Tempo di lettura: 5 min

Come guidare il bambino nella sua tempesta emotiva

I bambini devono innanzitutto imparare a gestire e regolare i propri sentimenti. La maggior parte dei genitori vuole sostenerli al meglio, ma spesso fraintende la situazione. Ecco i tre errori più comuni.
Testo: Stefanie Rietzler

Illustrazione: Petra Dufkova / Gli illustratori

Una domenica pomeriggio davanti all'ingresso principale dello zoo di Zurigo. Un bambino di circa nove anni è seduto sul marciapiede, urlando, gridando, agitando selvaggiamente mani e piedi. Sua madre siede di fronte a lui, visibilmente esausta ma con uno sguardo comprensivo, le braccia delicatamente tese. I minuti passano. Il ragazzo continua a infuriarsi. Mentre le passo accanto, vorrei dirle che sta guidando meravigliosamente suo figlio attraverso questa tempesta emotiva. Ma forse lo considererà un'intrusione e si sentirà giudicata da me? Così cammino in silenzio.

Cosa penso che questa madre faccia così bene? Fa capire al figlio che gli è permesso provare rabbia. Gli sta vicino, non lo minaccia né lo punisce, non gli parla male, ma cerca di rimanere calma e di non farsi contagiare dall'aggressività. Il ragazzo si appoggia presto a lei, esausto, e si calma.

Imparare a sopportare i sentimenti spiacevoli

In psicologia, questo tipo di sostegno durante le tempeste emotive è noto come co-regolazione. Entriamo in empatia con il bambino e usiamo espressioni facciali e gesti calmanti per offrirgli sicurezza e la possibilità di affrontare i suoi sentimenti e lasciarli svanire.
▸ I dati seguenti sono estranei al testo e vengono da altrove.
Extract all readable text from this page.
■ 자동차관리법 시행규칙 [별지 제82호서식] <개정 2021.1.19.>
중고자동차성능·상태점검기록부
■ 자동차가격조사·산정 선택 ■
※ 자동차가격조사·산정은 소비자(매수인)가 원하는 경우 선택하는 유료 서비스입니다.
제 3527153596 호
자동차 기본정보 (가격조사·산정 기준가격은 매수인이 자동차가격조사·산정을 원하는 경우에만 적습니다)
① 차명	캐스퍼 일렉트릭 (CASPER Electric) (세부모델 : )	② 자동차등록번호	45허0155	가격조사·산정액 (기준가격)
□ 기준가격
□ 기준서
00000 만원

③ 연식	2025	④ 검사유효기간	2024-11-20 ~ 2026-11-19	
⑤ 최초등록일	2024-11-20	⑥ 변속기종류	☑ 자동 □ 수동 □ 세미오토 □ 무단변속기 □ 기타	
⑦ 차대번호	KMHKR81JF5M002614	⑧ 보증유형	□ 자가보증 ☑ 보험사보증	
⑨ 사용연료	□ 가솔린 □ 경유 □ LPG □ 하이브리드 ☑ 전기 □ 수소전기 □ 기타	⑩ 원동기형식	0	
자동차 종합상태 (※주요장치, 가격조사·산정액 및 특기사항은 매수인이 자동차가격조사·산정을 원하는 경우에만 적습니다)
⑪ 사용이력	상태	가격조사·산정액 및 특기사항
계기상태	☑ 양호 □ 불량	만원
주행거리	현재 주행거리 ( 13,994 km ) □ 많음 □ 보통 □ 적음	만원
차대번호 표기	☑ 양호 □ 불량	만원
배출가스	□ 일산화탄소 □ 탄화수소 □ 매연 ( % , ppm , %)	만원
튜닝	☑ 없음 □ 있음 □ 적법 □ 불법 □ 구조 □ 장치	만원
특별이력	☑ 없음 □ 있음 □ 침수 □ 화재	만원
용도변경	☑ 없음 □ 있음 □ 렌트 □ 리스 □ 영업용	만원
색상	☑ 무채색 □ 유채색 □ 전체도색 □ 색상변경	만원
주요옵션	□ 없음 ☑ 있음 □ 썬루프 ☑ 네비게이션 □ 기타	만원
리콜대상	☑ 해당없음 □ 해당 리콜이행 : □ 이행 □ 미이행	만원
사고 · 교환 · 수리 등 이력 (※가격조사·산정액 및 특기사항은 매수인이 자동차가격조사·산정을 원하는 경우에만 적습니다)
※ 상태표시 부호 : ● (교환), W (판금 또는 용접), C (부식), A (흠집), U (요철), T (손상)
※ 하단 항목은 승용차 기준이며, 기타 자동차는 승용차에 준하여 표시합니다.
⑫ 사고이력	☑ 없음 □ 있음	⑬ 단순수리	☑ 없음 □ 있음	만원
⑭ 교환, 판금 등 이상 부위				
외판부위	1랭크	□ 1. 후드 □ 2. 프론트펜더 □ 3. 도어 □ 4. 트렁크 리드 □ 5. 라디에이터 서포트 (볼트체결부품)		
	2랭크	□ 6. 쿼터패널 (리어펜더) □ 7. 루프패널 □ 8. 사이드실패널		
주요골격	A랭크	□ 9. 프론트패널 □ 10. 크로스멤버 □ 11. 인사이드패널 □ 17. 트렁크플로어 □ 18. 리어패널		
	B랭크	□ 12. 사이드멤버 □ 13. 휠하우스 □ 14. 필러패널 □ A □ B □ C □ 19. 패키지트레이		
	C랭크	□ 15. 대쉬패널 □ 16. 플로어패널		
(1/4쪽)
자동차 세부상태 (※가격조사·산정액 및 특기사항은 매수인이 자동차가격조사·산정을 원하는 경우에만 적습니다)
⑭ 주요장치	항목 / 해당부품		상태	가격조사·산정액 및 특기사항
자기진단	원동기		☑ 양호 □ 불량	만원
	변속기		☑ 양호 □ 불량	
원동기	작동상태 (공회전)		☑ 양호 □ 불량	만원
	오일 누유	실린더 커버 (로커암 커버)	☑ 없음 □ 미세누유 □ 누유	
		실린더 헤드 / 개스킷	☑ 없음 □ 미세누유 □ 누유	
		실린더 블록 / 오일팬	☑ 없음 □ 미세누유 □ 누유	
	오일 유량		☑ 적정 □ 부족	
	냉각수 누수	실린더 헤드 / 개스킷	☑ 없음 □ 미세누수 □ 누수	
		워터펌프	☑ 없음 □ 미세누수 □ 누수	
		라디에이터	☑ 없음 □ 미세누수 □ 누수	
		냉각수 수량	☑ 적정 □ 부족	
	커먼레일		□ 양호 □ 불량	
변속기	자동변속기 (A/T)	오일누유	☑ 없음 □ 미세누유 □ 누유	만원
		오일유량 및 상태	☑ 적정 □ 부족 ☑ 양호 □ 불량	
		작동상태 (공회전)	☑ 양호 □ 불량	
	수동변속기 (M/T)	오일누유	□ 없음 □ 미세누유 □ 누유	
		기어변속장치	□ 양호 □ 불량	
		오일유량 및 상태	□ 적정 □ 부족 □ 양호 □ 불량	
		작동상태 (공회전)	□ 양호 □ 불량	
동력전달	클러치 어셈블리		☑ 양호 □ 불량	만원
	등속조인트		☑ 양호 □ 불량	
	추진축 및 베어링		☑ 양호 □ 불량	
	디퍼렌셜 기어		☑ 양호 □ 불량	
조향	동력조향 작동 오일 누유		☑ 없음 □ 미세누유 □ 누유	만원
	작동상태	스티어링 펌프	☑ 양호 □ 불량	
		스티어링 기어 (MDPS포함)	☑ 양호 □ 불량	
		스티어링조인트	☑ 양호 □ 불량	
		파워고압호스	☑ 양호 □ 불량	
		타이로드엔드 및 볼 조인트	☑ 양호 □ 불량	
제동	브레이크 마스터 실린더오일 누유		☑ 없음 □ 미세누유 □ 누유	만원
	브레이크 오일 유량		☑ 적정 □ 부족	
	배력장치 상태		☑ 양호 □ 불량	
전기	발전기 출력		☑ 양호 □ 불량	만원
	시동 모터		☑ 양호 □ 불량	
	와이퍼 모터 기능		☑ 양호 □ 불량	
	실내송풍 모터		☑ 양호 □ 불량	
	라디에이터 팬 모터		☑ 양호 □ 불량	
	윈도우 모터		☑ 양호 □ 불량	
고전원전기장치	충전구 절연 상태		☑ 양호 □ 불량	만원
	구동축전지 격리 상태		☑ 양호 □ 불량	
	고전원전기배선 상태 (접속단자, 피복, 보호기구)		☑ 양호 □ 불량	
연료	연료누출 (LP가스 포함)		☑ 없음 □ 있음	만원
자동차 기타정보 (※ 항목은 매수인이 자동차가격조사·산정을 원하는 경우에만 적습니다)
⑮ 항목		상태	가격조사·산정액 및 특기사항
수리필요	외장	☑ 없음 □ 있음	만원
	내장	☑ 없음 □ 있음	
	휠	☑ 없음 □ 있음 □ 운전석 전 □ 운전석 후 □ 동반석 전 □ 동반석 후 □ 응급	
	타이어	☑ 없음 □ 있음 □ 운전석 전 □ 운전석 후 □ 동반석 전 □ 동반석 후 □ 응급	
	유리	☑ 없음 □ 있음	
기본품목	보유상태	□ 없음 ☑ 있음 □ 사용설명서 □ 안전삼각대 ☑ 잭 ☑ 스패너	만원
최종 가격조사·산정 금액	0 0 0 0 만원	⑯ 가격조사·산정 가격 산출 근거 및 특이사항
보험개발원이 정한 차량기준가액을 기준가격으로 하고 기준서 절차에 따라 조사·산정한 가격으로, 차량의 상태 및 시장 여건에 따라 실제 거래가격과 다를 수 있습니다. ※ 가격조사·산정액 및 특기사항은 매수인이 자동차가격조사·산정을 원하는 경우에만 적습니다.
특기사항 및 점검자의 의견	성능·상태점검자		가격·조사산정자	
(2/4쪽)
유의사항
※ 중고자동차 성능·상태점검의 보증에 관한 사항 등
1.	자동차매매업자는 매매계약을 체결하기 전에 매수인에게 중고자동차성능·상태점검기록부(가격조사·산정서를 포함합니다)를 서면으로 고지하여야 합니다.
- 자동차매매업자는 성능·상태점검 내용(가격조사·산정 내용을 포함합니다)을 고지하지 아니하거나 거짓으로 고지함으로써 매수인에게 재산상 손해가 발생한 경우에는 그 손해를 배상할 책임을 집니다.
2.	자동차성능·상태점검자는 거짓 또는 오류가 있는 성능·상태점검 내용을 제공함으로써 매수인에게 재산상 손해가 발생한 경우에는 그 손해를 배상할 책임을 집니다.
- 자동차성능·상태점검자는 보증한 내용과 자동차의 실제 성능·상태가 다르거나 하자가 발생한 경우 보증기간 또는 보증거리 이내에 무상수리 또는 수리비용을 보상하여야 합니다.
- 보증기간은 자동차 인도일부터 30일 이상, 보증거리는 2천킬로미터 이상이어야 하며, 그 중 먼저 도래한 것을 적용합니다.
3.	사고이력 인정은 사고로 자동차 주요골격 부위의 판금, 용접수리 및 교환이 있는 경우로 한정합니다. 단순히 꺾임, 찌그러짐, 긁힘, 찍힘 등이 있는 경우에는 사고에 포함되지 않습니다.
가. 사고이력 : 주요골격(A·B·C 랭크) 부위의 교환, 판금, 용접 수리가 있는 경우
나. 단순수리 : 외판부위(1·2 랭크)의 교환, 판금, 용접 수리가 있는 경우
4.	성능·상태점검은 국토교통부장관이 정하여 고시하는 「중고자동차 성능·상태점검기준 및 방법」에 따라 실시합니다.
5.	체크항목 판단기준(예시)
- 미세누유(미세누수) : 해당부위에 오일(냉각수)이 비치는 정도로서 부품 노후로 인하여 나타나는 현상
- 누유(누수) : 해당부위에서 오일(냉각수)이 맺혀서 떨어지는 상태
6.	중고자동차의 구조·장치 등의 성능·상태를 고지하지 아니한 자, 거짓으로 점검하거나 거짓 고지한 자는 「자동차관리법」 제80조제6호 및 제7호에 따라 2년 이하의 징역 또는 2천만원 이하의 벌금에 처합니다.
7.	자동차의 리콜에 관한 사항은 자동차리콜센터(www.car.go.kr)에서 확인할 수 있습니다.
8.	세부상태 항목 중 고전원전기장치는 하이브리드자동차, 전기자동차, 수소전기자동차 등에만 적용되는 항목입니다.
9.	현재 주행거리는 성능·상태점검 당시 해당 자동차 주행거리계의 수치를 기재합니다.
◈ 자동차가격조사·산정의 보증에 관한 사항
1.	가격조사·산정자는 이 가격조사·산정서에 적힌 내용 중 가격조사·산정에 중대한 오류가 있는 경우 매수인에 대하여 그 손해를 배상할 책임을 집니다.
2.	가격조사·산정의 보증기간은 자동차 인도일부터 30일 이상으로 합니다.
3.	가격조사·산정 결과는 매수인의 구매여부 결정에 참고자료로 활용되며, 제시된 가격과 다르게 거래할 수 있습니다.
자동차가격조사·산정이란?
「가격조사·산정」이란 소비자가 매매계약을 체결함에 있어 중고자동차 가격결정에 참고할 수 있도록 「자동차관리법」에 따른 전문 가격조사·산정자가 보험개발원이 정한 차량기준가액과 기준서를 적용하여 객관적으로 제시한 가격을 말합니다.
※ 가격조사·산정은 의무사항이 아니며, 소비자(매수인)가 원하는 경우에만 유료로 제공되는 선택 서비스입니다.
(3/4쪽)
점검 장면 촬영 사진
A poco a poco, i bambini imparano a comprendere meglio i loro sentimenti e le loro esigenze, a sopportare le sensazioni spiacevoli, a pensarci con un po' di distanza e a trovare soluzioni sempre più autonome.

Se ci riusciranno, saranno un passo avanti rispetto a molti adulti che preferiscono non provare affatto paura, tristezza e vergogna, che reprimono la loro rabbia o la sfogano in modo incontrollato sugli altri, o che si anestetizzano con cibo, alcol o farmaci.

Molti bambini non tollerano la vicinanza immediata quando sono arrabbiati. Questo non significa necessariamente che i genitori non sappiano consolare.

Oggi, la maggior parte dei genitori orientati all'attaccamento si affida alla coregolazione per consentire ai figli di gestire le proprie emozioni in modo sano. In molti casi, ciò è dovuto anche al loro dolore per essere stati svalutati, svergognati o puniti con la revoca dell'amore da bambini quando si presumeva che mostrassero «sentimenti inappropriati».

La coregolazione richiede molto a noi genitori: sopportare il nostro stesso stress quando il bambino è scosso dalle sue emozioni; regolare noi stessi quando siamo sul punto di esplodere; astenersi dal «chiudere subito il teatro» parlando di sentimenti, minacciando conseguenze o spaventando il bambino. Tuttavia, ci sono alcuni malintesi che possono ostacolare questo sostegno emotivo orientato all'attaccamento.

Equivoco 1: «Se lo faccio bene, mio figlio si calmerà rapidamente».

Quando i bambini si arrabbiano o sono molto tristi, molti genitori si mettono sotto pressione: «Devo aiutare il mio bambino a calmarsi il più velocemente possibile!». È come se si fosse bravi nella coregolazione solo se il bambino si butta subito tra le braccia e può essere confortato rapidamente.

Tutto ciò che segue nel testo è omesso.